In general, this tourist season, both sea and mountain, can be assessed positively. Representatives of the hotel business agree with this opinion, although some of them suffered losses.
Among the problems in mountain tourism are mostly bad roads, lack of gas and interruptions with energy and water supply as well as garbage collection. For example, in one of the mountain regions the tourist season began late due to lack of roads.
The problem of internal roads in mountain villages remains unresolved. Difficulties with water supply - the owners of family hotels cannot solve this problem as it is too large-scale for them.
There are also no public toilets, both in mountain resorts and at sea and the situation is constantly deteriorating.
Were there any problems with the transportation of tourists?
Tourists complain about Tbilisi bus stations, which are at the level of the 90s. The problem concerns both the poor quality of transport and the dishonest behavior of some drivers. All this causes serious damage to the image of the country.
It turned out that the country really was unprepared for such an increase in the number of tourists.
Which segment of tourists is most sensitive to these problems?
For example, low-budget tourists arriving in Georgia do not make any claims regarding the quality of services, since for them the main thing is low prices.
But Georgia needs to attract better-off tourists, who have a high level of solvency, but at the same time - high demands.
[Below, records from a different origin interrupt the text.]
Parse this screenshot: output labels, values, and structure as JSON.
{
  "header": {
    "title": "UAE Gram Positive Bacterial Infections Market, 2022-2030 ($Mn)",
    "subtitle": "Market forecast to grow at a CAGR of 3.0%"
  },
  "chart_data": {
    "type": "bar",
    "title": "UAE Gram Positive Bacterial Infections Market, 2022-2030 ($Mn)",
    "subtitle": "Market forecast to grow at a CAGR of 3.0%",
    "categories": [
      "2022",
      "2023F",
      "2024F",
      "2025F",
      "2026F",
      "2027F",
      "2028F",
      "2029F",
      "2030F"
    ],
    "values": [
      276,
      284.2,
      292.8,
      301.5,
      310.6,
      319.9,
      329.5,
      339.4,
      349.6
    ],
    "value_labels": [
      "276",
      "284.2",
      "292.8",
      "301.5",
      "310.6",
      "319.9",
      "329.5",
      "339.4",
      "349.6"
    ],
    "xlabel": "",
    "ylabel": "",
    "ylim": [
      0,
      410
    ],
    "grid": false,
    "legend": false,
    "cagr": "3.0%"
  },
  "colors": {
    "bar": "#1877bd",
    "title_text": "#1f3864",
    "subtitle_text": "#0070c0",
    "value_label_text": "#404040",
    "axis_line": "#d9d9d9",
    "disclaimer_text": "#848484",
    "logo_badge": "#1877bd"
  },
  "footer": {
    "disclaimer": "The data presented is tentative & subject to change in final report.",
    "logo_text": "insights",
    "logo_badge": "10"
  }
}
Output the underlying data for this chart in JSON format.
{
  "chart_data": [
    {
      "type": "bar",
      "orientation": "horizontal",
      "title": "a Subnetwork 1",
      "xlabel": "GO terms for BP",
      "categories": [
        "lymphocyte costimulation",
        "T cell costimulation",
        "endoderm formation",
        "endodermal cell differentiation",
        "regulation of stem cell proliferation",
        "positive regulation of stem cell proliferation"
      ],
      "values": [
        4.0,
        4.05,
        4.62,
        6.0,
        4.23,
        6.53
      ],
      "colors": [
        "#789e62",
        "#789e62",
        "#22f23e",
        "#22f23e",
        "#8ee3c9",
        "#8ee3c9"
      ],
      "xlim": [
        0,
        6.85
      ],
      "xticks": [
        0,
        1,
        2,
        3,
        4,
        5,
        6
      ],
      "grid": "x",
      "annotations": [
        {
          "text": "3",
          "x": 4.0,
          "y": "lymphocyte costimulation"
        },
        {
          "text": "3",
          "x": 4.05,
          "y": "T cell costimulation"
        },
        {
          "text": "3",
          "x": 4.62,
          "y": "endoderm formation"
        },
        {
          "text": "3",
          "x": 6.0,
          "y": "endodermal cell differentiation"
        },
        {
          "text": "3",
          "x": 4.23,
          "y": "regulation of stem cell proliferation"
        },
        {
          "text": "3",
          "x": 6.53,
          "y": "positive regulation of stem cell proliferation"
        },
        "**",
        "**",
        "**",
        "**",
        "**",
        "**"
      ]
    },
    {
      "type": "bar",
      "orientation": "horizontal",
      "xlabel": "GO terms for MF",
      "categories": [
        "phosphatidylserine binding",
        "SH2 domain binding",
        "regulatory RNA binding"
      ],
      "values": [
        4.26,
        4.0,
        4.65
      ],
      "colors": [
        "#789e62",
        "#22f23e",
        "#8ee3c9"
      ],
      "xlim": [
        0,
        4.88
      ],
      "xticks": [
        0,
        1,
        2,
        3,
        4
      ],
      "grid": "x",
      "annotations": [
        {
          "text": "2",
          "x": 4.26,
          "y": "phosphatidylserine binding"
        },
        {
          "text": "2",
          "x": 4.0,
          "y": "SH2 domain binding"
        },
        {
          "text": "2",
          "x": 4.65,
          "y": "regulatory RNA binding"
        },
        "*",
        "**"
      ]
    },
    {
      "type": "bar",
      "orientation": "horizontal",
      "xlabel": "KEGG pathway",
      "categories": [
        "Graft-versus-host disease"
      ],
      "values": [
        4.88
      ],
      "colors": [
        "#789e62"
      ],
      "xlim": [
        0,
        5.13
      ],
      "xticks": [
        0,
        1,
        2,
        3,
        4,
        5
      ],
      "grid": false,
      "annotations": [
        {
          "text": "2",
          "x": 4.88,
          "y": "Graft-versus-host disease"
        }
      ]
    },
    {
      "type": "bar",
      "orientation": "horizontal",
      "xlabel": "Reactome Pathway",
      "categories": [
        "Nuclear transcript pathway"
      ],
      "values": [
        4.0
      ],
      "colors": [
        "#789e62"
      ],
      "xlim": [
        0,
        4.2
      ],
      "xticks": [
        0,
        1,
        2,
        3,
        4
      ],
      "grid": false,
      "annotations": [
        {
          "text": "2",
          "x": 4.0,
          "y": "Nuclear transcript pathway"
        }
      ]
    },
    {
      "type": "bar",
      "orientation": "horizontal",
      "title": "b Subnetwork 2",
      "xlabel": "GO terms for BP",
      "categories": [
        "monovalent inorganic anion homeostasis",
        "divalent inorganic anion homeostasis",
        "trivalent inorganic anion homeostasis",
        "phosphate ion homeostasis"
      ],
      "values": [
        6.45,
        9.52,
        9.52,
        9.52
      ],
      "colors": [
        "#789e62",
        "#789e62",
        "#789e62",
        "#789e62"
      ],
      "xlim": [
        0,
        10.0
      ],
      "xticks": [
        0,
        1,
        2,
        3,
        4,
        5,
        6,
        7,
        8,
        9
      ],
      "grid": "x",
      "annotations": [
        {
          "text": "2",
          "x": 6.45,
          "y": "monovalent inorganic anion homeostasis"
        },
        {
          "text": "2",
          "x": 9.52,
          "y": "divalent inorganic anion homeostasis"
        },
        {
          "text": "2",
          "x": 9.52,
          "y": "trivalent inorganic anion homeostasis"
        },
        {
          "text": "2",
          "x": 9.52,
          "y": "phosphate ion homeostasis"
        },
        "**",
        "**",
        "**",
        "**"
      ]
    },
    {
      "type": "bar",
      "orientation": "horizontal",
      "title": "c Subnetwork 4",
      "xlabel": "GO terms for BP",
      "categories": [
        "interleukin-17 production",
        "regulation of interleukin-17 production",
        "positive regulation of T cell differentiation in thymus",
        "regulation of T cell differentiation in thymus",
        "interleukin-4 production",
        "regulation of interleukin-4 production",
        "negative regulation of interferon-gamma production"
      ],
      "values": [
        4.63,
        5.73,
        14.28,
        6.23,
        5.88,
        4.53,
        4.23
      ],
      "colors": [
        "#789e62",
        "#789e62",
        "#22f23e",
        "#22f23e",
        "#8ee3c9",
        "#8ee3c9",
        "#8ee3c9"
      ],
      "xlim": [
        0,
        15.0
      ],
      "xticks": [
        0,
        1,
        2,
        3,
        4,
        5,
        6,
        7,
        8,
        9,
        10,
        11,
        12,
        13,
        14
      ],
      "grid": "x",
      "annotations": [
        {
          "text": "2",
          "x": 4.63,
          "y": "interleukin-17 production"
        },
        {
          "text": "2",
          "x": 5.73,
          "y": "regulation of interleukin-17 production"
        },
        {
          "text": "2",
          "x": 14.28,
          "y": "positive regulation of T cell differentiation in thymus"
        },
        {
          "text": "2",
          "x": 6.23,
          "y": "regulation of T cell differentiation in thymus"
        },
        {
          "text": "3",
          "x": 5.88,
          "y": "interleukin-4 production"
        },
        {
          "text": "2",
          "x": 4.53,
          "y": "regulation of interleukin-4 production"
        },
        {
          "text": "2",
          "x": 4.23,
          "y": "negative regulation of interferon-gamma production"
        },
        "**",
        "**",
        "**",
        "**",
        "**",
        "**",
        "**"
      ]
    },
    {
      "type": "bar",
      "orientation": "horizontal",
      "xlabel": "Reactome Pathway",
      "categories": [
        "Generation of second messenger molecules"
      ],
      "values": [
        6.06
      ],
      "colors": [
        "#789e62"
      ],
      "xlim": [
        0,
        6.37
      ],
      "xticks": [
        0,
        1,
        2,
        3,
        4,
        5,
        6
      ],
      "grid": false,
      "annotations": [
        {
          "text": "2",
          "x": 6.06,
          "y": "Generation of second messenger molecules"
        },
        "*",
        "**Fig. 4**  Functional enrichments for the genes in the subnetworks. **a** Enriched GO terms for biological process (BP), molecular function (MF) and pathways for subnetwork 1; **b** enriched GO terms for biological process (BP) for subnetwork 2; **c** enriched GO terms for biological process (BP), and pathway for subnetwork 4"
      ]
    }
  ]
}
Without this category, we will not manage to reach a high level of the tourism industry.
Many tourists are looking for cheaper services, they are ready to receive service from anyone, to pay in cash, then this money is not fixed anywhere, taxes are not paid, as a result, the budget loses considerable sums. There are a lot of such examples - in transport and among guides, and among those who provide specific services - for example, rent paraplanes.
What is the way out of this situation?
We should direct all our resources to the Western market , and to a lesser extent to the eastern market, perhaps even by introducing a visa regime. Tourist flows can and should be managed.
After Georgia becomes attractive to Western tourists, there will be both economic growth and the growth of culture and quality of services. The level of service that exists in Georgia at the moment is completely unacceptable for Europeans and Americans.